In 109 cases since October being investigated, five children died and several more needed a liver transplant. About half of the children had confirmed cases of an adenovirus, a common class of viruses that can cause congestion and flulike symptoms.

Doctors don't yet know the cause of these cases but are researching whether there may be a link between hepatitis and adenovirus, as well as other potential contributing factors.

The vast majority of children who developed hepatitis recovered. Still, severe hepatitis is rare among children, which is why doctors and the CDC have urged parents to be alert.

Here's what to know:

Q. What is hepatitis?

A. Hepatitis is the medical term to describe liver inflammation. Hepatitis occurs on a spectrum, meaning patients can experience minor or severe inflammation, said Salwa Sulieman, a pediatric infectious disease specialist at Nemours Children's Health.

Vaccine

Q. What causes hepatitis?

A. Hepatitis has both infectious, meaning it stems from a virus, and non-infectious causes.

Hepatitis viruses A, B, and C are the most common causes of viral hepatitis in the U.S.

Hepatitis A causes acute illness, such as vomiting and diarrhea, and typically resolves within a few weeks. It is spread by ingesting fecal matter from an infected person, for instance through food or water. Though hepatitis is uncommon among children, this is the type they are most likely to be exposed to, Sulieman said.

Hepatitis B can cause long-term health problems and is a leading cause of liver cancer. It is spread through blood or other bodily fluids from an infected person.

Hepatitis C is spread through blood contact with an infected person, for instance by sharing needles or syringes. It can be passed from an infected mother to an infant at birth.

Other viruses can also cause liver inflammation. Doctors are looking into whether adenovirus, type 40, may be linked to the 109 cases under investigation. They are also exploring the possibility that SARS-CoV-2, the virus that causes COVID-19, may weaken children's immune systems and make them more vulnerable to an adenovirus infection that could lead to hepatitis, though this was ruled out in some of the first U.S.-reported cases in Alabama.

The most common types of non-infectious hepatitis are overdoses of toxins or medications, such as Tylenol.

Q. What are the symptoms of hepatitis?

A. Abdominal pain, fatigue, nausea, and jaundice — yellowing of the skin and eyes — are all symptoms of hepatitis. Parents who notice these symptoms, especially jaundice, in their children should seek medical attention immediately, Sulieman said.

Q. What's causing severe hepatitis among young children?

A. We don't know yet. The most common infectious causes — hepatitis A, B, and C — have not been present in the cases the CDC is investigating. Adenovirus was confirmed among about half of the cases, but doctors don't know yet whether an adenovirus contributed to those children developing hepatitis.

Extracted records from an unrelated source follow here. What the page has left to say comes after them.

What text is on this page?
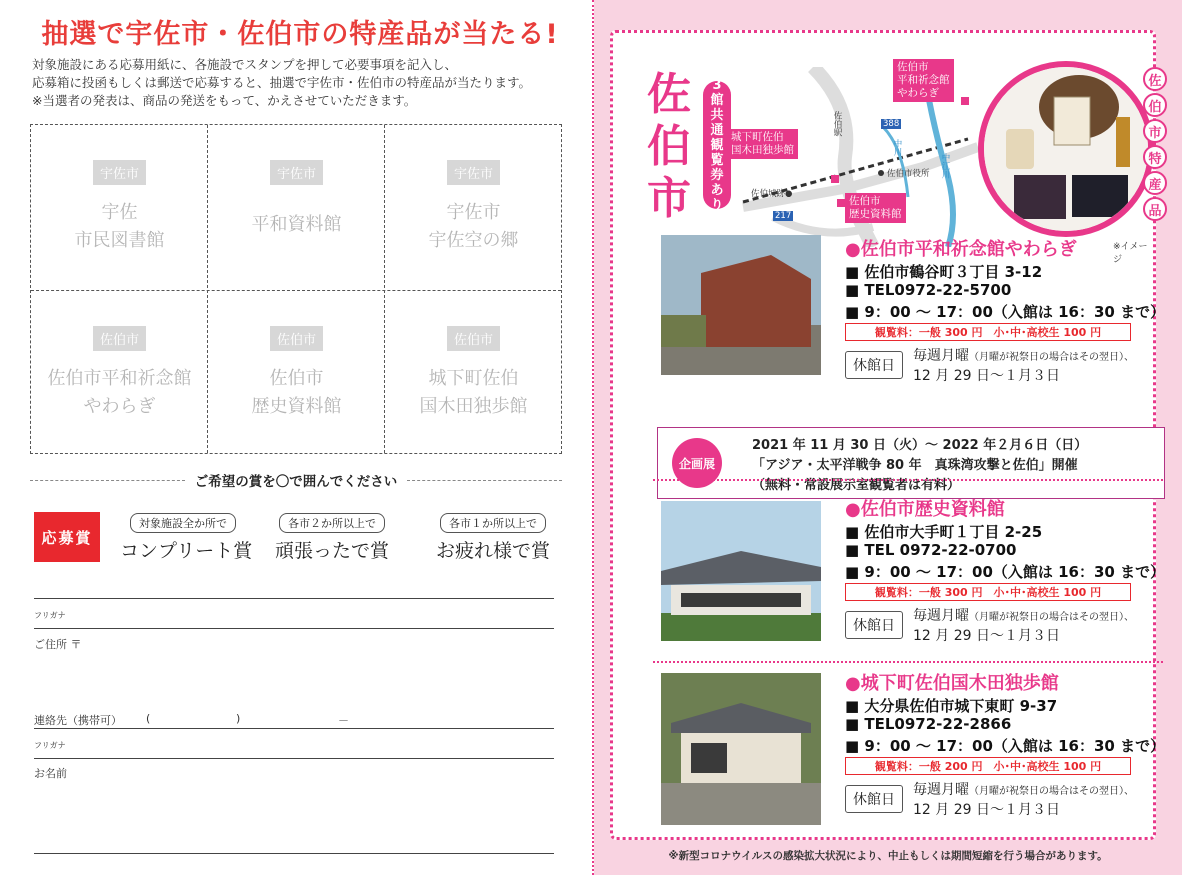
抽選で宇佐市・佐伯市の特産品が当たる!
対象施設にある応募用紙に、各施設でスタンプを押して必要事項を記入し、
応募箱に投函もしくは郵送で応募すると、抽選で宇佐市・佐伯市の特産品が当たります。
※当選者の発表は、商品の発送をもって、かえさせていただきます。
宇佐市
宇佐
市民図書館
宇佐市
平和資料館
宇佐市
宇佐市
宇佐空の郷
佐伯市
佐伯市平和祈念館
やわらぎ
佐伯市
佐伯市
歴史資料館
佐伯市
城下町佐伯
国木田独歩館
ご希望の賞を〇で囲んでください
応募賞
対象施設全か所で
コンプリート賞
各市２か所以上で
頑張ったで賞
各市１か所以上で
お疲れ様で賞
フリガナ
ご住所 〒
連絡先（携帯可） (	)	－
フリガナ
お名前
佐
伯
市
3
館
共
通
観
覧
券
あ
り
佐伯市
平和祈念館
やわらぎ
城下町佐伯
国木田独歩館
佐伯市
歴史資料館
佐伯駅
佐伯市役所
佐伯城跡●
388
217
中川
中江川
佐
伯
市
特
産
品
※イメージ
●佐伯市平和祈念館やわらぎ
■ 佐伯市鶴谷町３丁目 3-12
■ TEL0972-22-5700
■ 9：00 ～ 17：00（入館は 16：30 まで）
観覧料：一般 300 円　小･中･高校生 100 円
休館日
毎週月曜（月曜が祝祭日の場合はその翌日）、
12 月 29 日～１月３日
企画展
2021 年 11 月 30 日（火）～ 2022 年２月６日（日）
「アジア・太平洋戦争 80 年　真珠湾攻撃と佐伯」開催
（無料・常設展示室観覧者は有料）
●佐伯市歴史資料館
■ 佐伯市大手町１丁目 2-25
■ TEL 0972-22-0700
■ 9：00 ～ 17：00（入館は 16：30 まで）
観覧料：一般 300 円　小･中･高校生 100 円
休館日
毎週月曜（月曜が祝祭日の場合はその翌日）、
12 月 29 日～１月３日
●城下町佐伯国木田独歩館
■ 大分県佐伯市城下東町 9-37
■ TEL0972-22-2866
■ 9：00 ～ 17：00（入館は 16：30 まで）
観覧料：一般 200 円　小･中･高校生 100 円
休館日
毎週月曜（月曜が祝祭日の場合はその翌日）、
12 月 29 日～１月３日
※新型コロナウイルスの感染拡大状況により、中止もしくは期間短縮を行う場合があります。
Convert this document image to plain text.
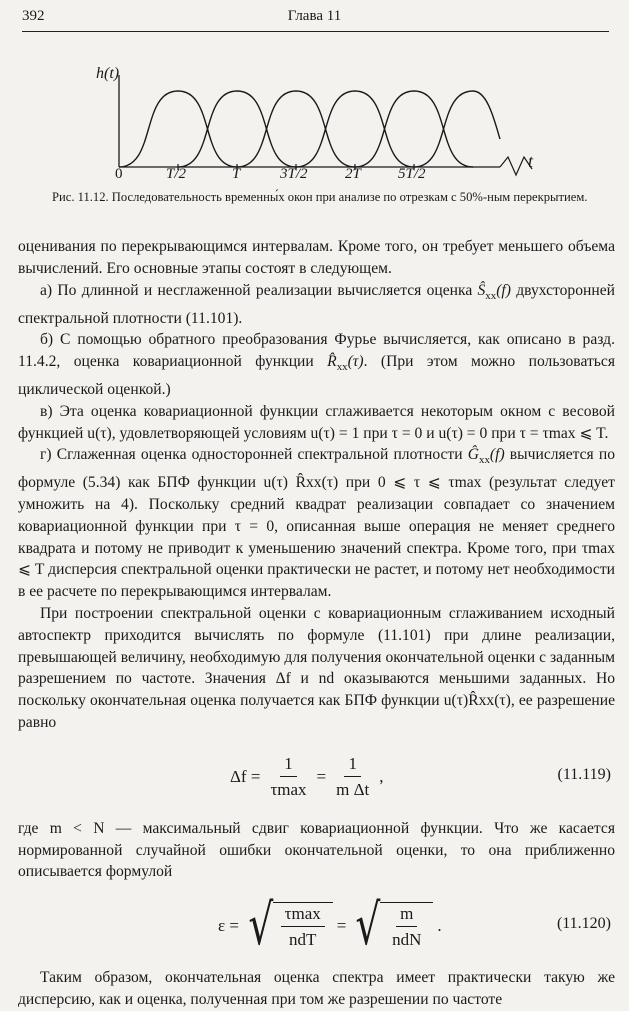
392	Глава 11
h(t)
t
0	T/2	T	3T/2 2T 5T/2
Рис. 11.12. Последовательность временны́х окон при анализе по отрезкам с 50%-ным перекрытием.

оценивания по перекрывающимся интервалам. Кроме того, он требует меньшего объема вычислений. Его основные этапы состоят в следующем.

а) По длинной и несглаженной реализации вычисляется оценка $Ŝ_{xx}(f)$ двухсторонней спектральной плотности (11.101).

б) С помощью обратного преобразования Фурье вычисляется, как описано в разд. 11.4.2, оценка ковариационной функции $R̂_{xx}(\tau)$. (При этом можно пользоваться циклической оценкой.)

в) Эта оценка ковариационной функции сглаживается некоторым окном с весовой функцией u(τ), удовлетворяющей условиям u(τ) = 1 при τ = 0 и u(τ) = 0 при τ = τmax ⩽ T.

г) Сглаженная оценка односторонней спектральной плотности $Ĝ_{xx}(f)$ вычисляется по формуле (5.34) как БПФ функции u(τ) R̂xx(τ) при 0 ⩽ τ ⩽ τmax (результат следует умножить на 4). Поскольку средний квадрат реализации совпадает со значением ковариационной функции при τ = 0, описанная выше операция не меняет среднего квадрата и потому не приводит к уменьшению значений спектра. Кроме того, при τmax ⩽ T дисперсия спектральной оценки практически не растет, и потому нет необходимости в ее расчете по перекрывающимся интервалам.

При построении спектральной оценки с ковариационным сглаживанием исходный автоспектр приходится вычислять по формуле (11.101) при длине реализации, превышающей величину, необходимую для получения окончательной оценки с заданным разрешением по частоте. Значения Δf и nd оказываются меньшими заданных. Но поскольку окончательная оценка получается как БПФ функции u(τ)R̂xx(τ), ее разрешение равно

$\Delta f = \frac{1}{\tau\max} = \frac{1}{\text{m Δt}}$ ,	(11.119)

где m < N — максимальный сдвиг ковариационной функции. Что же касается нормированной случайной ошибки окончательной оценки, то она приближенно описывается формулой

ε = √ $\frac{\tau\max}{\text{ndT}}$ = √ $\frac{m}{\text{ndN}}$ .	(11.120)

Таким образом, окончательная оценка спектра имеет практически такую же дисперсию, как и оценка, полученная при том же разрешении по частоте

Q. Is hepatitis common among children?

A. No. Hepatitis viruses are rare among children in the United States, Sulieman said. Anyone can develop liver inflammation when they have a virus or infection, so it's possible for children to get hepatitis. However, when hepatitis does occur in children, it is unusual for them to have such extreme cases that they would need a liver transplant, she said.

Q. How is hepatitis treated?

A. Vaccines — recommended for infants and children — are the most effective way to prevent hepatitis A and B infections. There is no cure for hepatitis, but medications can help reduce symptoms and limit liver damage among people who develop chronic, long-term hepatitis.